There are two images available here. freedombone-main-rock64-arm64.img.xz is the clearnet version and freedombone-onion-rock64-arm64.img.xz is the onion version. It's recommended that you install to an SSD and then connect it to the USB3 port with a USB3 to SATA adapter cable. You will also need to install this boot utility which changes the boot order so that the Rock64 can boot from USB.

If you want to run a Matrix homeserver or NextCloud on one of these it's recommended to use the 2GB or 4GB RAM version.

Copyleft Adoption

I've been publishing software on the internet for a long time. Most of it wasn't very exciting, nor especially useful. Why did I choose the GPL license from about 1999 onwards? The reasons were not very complicated.

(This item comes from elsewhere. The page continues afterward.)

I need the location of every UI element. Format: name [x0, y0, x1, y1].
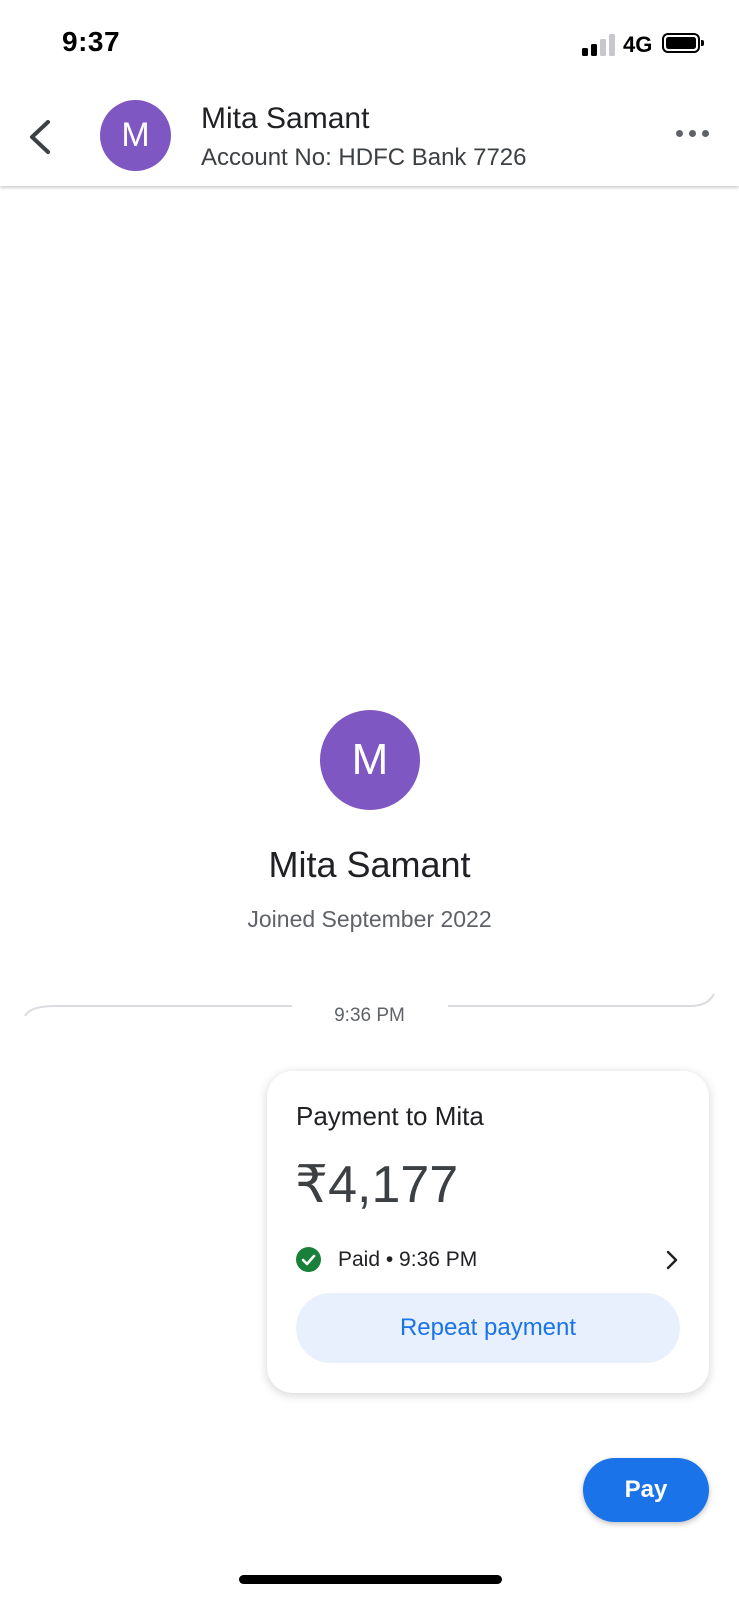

Prior to 1999 I just uploaded code to a website without any licenses. It was mainly small demos for technologies which are now thoroughly obsolete. Then at some point in 1999, or maybe 2000, someone emailed saying something like: I see you are publishing source code. Unless you add a license with a warranty disclaimer someone might try to sue you. Also without a license this isn't public, it's all rights reserved. I wasn't very interested in legal stuff and so I did a bit of reading and found that GPL best matched what I was doing. My thinking was that if I'm putting software out there with the intention of it being public then I'd rather that it remained public and not have any proprietary forks. That way if there are improvements I can incorporate them back into the original. The sharealike nature of GPL fitted that goal.

There are other reasons to use copyleft licenses, but this is still mostly my reasoning about it now. Other kinds of licenses seem to have more down sides to them if the goal is a global public software commons.